THE 7th EDITION OF THE OBSERVATORY IDENTIFIES A POSITIVE TREND IN FAVOUR OF INSURANCE INTERMEDIARIES IN EUROPEAN CASE LAW
CGPA Europe continues its efforts to provide the profession with accurate studies on the evolution of European case law affecting the professional indemnity of insurance intermediaries. The 7th edition of the Observatory also focuses on regulatory developments in Europe and key figures of the European intermediation market.
CGPA Europe has once again collected significant legal decisions across 7 countries to enrich its database of European case law. This database, dedicated to the professional indemnity of insurance intermediaries, focuses this year on the scope of an intermediary’s duty to provide information and advice. In a positive sign for the profession, the trend of the European courts is to set reasonable limits on the duties of intermediaries. Indeed, from a French decision specifying that the duties imposed on intermediaries do not require them to take any particular action if – merely by reading the policy or endorsement he signs – the insured is able to understand for himself the scope of the conditions of the policy taken out, to an Irish decision outlining that the broker does not have a duty to check the information provided by his client and is therefore not liable for any omissions or misrepresentations: this movement is to be applauded although differences in assessment and concepts continue to exist in different jurisdictions.

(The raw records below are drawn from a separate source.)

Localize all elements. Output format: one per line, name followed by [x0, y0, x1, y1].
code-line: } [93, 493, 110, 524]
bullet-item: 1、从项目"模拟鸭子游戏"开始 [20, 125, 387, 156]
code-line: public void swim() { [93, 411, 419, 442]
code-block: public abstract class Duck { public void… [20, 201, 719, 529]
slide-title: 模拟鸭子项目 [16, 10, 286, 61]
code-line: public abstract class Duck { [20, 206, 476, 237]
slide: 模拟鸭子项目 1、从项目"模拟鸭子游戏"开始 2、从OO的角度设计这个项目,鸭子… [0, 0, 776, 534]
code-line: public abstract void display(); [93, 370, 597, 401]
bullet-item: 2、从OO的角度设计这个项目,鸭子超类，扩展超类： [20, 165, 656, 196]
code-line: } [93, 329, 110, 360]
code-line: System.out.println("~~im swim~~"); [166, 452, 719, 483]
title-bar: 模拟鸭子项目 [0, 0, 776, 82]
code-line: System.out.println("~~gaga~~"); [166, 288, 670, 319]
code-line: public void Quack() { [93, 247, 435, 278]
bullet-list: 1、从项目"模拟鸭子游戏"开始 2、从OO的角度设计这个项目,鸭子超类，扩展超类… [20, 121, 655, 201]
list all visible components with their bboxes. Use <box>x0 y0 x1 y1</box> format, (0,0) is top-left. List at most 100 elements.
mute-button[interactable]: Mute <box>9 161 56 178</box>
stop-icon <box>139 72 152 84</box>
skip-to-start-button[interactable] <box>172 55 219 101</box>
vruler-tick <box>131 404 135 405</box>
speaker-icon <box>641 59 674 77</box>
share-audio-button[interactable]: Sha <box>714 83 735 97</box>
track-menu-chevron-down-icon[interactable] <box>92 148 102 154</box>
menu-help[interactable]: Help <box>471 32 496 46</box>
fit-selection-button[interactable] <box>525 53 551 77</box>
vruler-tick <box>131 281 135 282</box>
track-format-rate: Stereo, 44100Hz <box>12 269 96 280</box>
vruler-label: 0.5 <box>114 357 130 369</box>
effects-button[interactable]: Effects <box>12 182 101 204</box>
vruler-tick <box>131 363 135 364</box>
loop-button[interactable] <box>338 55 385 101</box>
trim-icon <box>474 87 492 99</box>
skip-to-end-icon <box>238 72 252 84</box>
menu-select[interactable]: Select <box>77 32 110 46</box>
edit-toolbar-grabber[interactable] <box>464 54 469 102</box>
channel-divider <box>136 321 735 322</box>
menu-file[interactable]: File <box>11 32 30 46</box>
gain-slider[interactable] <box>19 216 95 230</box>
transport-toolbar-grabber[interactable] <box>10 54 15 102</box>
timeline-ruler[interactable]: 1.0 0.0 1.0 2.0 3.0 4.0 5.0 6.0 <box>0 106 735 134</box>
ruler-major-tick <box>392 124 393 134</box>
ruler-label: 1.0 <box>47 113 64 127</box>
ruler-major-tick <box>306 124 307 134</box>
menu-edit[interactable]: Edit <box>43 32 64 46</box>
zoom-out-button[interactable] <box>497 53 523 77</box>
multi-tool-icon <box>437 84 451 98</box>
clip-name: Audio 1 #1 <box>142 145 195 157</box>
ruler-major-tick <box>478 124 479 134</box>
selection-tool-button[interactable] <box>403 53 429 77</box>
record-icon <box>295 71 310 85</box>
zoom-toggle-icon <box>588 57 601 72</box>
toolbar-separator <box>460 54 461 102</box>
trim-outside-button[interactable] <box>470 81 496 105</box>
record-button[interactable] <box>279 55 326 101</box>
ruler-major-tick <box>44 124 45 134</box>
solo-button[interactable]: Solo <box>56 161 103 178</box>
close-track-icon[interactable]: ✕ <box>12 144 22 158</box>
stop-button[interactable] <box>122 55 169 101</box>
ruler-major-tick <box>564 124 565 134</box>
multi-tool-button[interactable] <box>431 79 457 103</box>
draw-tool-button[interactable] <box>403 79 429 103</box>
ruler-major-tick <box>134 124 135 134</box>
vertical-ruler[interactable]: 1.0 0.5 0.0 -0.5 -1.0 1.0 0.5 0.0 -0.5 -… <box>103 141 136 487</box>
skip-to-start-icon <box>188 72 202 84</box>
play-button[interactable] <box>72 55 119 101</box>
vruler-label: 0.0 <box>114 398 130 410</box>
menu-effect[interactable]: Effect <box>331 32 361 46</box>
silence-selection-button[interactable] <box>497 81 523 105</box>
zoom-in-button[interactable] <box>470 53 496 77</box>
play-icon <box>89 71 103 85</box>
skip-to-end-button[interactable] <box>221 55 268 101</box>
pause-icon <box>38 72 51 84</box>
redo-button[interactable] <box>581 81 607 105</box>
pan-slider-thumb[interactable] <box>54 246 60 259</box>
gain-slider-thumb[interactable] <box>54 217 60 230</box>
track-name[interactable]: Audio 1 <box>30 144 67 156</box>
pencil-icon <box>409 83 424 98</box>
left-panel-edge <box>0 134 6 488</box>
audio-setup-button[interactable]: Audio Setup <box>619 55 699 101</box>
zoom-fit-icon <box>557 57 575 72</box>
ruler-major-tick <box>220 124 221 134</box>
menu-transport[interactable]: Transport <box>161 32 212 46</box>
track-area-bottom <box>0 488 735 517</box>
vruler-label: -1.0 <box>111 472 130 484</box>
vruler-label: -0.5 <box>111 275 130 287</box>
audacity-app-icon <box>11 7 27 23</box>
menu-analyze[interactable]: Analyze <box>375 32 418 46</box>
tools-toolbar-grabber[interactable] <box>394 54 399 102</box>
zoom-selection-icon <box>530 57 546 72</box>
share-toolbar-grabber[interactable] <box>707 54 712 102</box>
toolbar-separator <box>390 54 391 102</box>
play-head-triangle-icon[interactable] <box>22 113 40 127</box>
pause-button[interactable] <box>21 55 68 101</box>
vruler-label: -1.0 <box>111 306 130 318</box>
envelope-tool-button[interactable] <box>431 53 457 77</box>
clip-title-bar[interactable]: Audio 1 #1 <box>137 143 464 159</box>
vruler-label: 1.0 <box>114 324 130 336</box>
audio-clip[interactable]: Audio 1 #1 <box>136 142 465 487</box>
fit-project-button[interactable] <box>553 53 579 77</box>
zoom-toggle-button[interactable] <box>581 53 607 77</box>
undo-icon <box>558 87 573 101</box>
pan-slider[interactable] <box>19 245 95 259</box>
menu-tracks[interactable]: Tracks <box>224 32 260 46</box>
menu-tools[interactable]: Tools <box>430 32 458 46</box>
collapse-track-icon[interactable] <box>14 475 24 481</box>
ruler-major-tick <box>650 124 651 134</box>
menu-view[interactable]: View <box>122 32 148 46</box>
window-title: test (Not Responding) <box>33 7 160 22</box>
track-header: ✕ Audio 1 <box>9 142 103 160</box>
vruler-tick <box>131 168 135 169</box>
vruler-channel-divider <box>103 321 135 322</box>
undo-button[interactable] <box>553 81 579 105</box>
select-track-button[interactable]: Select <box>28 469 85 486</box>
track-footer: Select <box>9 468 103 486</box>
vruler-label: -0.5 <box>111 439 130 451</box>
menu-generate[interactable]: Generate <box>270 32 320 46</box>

The “dossier” part deals with regulatory developments in Europe, and in particular with the role of European ombudsmen in dealing with claims against insurance intermediaries; sanctions by national control authorities against insurance intermediaries; as well as the impact of the GDPR on the profession. CGPA Europe has committed to a study of each of these subjects with the aim of providing a clearer understanding of the environment in which European insurance intermediaries operate on a day-to-day basis.
CGPA Europe also completes its study on the changes in the distribution workforce in Europe, highlighting the vitality of the intermediation sector faced to the growing development of direct sales and bank-insurance players. It is important to note that the Covid-19 pandemic has affected the figures usually published by national supervisory authorities, most of which have had to postpone their annual reports. Therefore, this new version of the Observatory focuses on five European countries for which data for which information was available at the time of this report.